ADNOC Mulls Raising Covestro Bid Again

Abu Dhabi National Oil Co. (ADNOC) has indicated it is willing to boost its informal offer for Germany chemicals group Covestro AG to about €11.6 billion (approximately $12.7 billion) on the condition that Covestro agrees to enter formal talks, Bloomberg reported, citing unnamed sources with knowledge of the matter.

The state-backed energy group has verbally signaled to Covestro that it could come back with a new written proposal of €60 per share, according to the report. An offer at that level would represent a premium of about 29% to Covestro’s closing share price on Aug. 11.

Covestro’s management and supervisory board are considering their options. ADNOC last raised its informal offer to €57 per share in July.

According to some analysts, it is unclear why ADNOC is interested in buying Covestro, considering how badly the petrochemical business has been doing. Covestro early this month reported a 21% year-over-year decline in second-quarter revenues, to €3.7 billion.

ADNOC’s CEO Sultan Al Jaber is reportedly hunting for deals to better compete with Saudi Aramco’s SABIC chemicals unit, and to develop the company’s own downstream and renewable energy operations.

Covestro CEO Markus Steilemann recently expressed concern about the trend of more assets being bought or financed by entities backed by autocratic states, according to the report, citing an interview Steilemann did with German business newspaper Handelsblatt  earlier this month.
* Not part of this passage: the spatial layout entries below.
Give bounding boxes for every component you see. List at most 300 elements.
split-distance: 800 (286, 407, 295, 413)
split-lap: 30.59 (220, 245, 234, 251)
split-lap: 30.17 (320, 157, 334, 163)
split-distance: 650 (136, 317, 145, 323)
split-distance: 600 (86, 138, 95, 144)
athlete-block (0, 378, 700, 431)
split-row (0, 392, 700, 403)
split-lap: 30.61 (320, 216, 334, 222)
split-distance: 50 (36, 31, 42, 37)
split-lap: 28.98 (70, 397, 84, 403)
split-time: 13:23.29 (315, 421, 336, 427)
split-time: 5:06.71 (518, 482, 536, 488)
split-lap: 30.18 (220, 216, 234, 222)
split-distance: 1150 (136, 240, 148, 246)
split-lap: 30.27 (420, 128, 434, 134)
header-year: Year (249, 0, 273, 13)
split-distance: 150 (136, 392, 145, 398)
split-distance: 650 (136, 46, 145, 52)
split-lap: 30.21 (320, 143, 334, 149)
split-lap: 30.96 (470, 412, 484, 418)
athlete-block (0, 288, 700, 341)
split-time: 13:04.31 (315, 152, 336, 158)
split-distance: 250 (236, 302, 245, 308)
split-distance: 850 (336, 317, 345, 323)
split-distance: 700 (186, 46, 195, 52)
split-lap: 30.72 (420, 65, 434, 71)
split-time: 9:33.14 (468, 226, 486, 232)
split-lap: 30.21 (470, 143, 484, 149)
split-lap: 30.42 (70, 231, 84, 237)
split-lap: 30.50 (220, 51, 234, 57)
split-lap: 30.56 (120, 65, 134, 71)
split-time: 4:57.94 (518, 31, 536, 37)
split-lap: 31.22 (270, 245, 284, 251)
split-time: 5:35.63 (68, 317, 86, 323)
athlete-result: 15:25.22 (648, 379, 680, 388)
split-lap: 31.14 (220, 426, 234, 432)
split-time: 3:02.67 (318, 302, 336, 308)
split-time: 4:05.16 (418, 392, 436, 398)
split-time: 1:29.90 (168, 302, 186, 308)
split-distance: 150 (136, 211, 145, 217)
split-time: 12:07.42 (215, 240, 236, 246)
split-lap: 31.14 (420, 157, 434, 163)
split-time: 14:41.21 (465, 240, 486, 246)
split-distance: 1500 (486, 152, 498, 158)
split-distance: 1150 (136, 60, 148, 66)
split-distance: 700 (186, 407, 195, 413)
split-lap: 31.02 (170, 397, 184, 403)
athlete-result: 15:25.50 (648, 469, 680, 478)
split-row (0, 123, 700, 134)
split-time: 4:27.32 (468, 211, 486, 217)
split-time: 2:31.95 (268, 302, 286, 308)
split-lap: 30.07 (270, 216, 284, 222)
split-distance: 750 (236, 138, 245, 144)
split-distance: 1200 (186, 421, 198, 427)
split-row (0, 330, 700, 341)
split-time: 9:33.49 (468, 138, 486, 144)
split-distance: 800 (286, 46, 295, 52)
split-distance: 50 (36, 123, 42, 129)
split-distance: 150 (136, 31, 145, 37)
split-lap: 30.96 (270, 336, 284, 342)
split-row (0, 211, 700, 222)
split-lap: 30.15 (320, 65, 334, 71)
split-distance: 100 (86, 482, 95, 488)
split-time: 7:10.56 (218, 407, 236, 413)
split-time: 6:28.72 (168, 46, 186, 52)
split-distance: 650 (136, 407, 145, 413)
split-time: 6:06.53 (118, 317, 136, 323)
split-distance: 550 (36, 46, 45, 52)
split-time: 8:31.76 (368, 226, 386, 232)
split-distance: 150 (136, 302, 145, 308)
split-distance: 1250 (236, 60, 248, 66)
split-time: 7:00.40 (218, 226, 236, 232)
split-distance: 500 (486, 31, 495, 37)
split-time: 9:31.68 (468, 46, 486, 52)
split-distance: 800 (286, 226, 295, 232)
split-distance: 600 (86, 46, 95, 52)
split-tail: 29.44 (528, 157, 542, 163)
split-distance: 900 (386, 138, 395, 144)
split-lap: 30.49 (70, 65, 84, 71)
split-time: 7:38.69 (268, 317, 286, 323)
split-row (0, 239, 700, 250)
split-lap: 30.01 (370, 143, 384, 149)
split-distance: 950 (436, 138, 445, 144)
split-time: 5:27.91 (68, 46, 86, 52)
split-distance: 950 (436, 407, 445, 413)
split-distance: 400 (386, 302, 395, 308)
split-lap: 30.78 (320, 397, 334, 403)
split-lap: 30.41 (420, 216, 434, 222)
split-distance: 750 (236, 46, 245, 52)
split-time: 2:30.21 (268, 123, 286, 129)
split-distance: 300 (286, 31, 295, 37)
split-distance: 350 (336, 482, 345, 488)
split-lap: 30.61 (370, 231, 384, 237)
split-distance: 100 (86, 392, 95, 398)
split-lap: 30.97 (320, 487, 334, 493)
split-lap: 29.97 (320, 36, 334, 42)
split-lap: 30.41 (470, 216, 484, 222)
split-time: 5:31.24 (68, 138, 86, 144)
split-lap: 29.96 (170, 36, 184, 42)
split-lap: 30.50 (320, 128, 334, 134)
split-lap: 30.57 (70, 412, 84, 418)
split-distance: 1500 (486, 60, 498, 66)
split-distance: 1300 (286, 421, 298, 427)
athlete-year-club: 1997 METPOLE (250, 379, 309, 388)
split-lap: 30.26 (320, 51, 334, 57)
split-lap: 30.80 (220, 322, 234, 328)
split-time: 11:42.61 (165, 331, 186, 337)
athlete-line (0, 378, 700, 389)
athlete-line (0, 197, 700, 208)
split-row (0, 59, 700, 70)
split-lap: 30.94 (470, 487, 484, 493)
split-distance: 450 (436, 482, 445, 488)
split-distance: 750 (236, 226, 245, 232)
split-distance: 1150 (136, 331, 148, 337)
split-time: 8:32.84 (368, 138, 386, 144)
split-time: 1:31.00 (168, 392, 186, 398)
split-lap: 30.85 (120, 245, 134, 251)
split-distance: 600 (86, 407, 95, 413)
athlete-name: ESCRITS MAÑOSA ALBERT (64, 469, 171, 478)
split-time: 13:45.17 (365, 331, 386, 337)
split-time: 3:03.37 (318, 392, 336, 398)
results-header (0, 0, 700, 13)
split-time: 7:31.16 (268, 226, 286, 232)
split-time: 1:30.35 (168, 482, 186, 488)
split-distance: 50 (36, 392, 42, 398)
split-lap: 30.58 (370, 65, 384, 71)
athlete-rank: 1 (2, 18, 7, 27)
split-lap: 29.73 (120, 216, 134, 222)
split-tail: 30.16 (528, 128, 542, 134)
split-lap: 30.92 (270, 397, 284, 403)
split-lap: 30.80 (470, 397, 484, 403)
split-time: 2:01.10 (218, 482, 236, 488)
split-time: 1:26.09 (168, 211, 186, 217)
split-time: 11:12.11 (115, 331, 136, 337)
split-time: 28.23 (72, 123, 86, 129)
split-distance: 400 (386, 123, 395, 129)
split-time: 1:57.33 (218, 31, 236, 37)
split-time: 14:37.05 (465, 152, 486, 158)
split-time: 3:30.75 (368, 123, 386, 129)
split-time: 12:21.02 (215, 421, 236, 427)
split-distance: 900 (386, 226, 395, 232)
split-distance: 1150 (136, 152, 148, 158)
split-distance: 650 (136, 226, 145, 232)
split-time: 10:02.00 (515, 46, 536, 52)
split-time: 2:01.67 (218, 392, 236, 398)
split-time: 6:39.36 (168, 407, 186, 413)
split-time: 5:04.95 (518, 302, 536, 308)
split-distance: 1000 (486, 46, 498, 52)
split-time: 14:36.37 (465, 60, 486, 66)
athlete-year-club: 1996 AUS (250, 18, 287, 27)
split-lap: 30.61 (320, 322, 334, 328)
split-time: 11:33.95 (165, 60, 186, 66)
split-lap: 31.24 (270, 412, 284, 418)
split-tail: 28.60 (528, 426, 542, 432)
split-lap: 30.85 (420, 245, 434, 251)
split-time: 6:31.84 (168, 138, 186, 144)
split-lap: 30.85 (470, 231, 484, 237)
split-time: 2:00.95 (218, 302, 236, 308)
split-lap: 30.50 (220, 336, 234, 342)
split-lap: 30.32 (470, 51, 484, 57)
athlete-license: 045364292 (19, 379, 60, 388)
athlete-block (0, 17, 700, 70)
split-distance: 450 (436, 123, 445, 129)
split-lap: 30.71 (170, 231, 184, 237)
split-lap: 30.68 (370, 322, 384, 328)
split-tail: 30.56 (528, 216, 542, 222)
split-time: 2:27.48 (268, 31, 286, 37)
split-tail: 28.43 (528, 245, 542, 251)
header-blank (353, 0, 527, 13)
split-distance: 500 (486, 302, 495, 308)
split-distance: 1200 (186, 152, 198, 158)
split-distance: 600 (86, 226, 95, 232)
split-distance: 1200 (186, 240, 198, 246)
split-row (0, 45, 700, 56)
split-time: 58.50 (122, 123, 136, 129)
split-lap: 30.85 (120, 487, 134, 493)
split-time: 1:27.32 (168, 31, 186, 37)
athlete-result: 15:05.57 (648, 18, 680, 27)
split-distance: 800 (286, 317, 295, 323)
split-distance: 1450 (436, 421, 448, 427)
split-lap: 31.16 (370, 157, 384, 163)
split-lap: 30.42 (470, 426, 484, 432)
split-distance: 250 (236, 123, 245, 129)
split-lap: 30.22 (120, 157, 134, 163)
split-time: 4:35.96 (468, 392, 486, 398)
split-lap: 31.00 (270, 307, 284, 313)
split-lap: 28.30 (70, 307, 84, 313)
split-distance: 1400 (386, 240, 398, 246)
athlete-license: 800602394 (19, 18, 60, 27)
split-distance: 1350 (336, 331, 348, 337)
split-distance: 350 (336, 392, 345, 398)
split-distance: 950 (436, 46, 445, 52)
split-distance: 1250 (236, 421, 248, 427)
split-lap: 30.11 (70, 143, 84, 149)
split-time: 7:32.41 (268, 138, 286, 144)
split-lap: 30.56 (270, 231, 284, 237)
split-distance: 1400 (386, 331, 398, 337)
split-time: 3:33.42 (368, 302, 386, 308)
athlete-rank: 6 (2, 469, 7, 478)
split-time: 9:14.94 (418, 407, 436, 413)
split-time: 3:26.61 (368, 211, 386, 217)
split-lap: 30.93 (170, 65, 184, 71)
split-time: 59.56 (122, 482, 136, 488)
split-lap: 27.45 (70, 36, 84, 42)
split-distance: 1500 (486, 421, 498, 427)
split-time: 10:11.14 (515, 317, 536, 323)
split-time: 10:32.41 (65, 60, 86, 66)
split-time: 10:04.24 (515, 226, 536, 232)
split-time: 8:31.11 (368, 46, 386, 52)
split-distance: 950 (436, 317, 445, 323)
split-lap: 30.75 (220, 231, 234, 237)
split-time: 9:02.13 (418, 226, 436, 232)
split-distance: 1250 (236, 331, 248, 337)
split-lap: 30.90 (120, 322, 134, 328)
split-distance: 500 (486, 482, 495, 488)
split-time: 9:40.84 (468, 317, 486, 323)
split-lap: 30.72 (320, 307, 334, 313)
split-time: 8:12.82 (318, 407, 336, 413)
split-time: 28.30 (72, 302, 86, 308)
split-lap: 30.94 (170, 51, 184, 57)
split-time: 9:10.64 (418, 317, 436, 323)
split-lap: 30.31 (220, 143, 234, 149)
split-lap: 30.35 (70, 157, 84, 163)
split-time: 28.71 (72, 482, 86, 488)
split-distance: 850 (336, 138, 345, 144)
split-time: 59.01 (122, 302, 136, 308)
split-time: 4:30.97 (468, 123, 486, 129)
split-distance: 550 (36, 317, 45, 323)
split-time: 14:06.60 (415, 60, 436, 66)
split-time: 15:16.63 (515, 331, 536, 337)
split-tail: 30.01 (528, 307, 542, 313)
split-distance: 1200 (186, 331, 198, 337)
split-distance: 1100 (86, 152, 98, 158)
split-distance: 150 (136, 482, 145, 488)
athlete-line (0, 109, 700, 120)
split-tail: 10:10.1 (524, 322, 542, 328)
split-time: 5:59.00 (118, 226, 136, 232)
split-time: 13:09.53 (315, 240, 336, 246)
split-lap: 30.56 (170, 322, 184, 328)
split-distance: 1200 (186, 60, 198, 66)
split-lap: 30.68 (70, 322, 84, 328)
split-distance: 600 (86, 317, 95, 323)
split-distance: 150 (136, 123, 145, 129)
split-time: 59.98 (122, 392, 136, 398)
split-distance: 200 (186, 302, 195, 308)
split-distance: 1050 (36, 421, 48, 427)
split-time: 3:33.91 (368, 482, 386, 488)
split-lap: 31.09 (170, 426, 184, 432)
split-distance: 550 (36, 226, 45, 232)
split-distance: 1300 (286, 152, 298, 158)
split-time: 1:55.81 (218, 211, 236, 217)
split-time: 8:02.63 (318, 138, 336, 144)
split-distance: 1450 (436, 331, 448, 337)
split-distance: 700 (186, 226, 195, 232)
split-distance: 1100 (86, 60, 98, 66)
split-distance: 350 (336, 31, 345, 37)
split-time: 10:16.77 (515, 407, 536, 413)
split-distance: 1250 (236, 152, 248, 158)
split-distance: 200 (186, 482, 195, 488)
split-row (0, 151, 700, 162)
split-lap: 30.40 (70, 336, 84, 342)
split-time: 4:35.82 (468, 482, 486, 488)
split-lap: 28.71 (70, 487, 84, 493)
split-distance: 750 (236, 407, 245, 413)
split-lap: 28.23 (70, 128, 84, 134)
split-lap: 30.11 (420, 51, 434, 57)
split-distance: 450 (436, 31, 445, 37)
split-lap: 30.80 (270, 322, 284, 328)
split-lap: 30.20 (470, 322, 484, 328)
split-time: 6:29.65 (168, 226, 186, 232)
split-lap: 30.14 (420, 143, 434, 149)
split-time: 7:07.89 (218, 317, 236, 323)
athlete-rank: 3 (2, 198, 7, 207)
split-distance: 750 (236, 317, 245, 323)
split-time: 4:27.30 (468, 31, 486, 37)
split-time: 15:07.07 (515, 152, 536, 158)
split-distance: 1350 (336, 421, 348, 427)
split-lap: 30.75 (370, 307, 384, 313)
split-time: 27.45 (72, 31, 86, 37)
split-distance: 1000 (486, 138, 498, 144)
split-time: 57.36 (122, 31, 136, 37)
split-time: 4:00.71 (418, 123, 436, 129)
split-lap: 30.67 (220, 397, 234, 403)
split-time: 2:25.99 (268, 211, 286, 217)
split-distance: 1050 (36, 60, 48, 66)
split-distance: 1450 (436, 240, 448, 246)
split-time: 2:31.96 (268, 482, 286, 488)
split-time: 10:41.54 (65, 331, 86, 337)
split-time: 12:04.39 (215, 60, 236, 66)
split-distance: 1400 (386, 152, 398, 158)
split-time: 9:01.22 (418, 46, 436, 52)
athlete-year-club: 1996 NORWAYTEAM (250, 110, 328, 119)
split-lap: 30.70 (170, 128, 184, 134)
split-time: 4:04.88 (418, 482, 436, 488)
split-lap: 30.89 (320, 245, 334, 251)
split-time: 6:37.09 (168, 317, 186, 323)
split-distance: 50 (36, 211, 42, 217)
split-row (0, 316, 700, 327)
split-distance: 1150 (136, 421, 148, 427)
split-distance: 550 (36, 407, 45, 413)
ADNOC is separately in talks with Austria’s oil and gas group OMV AG regarding a possible merger of the two companies that could form an entity worth $30 billion. OMV is the majority owner (75%) of Austrian company Borealis AG, which last month completed the sale of its nitrogen fertilizer assets to the Czech Republic’s chemicals and fertilizer group Agrofert (GM July 7, p. 1).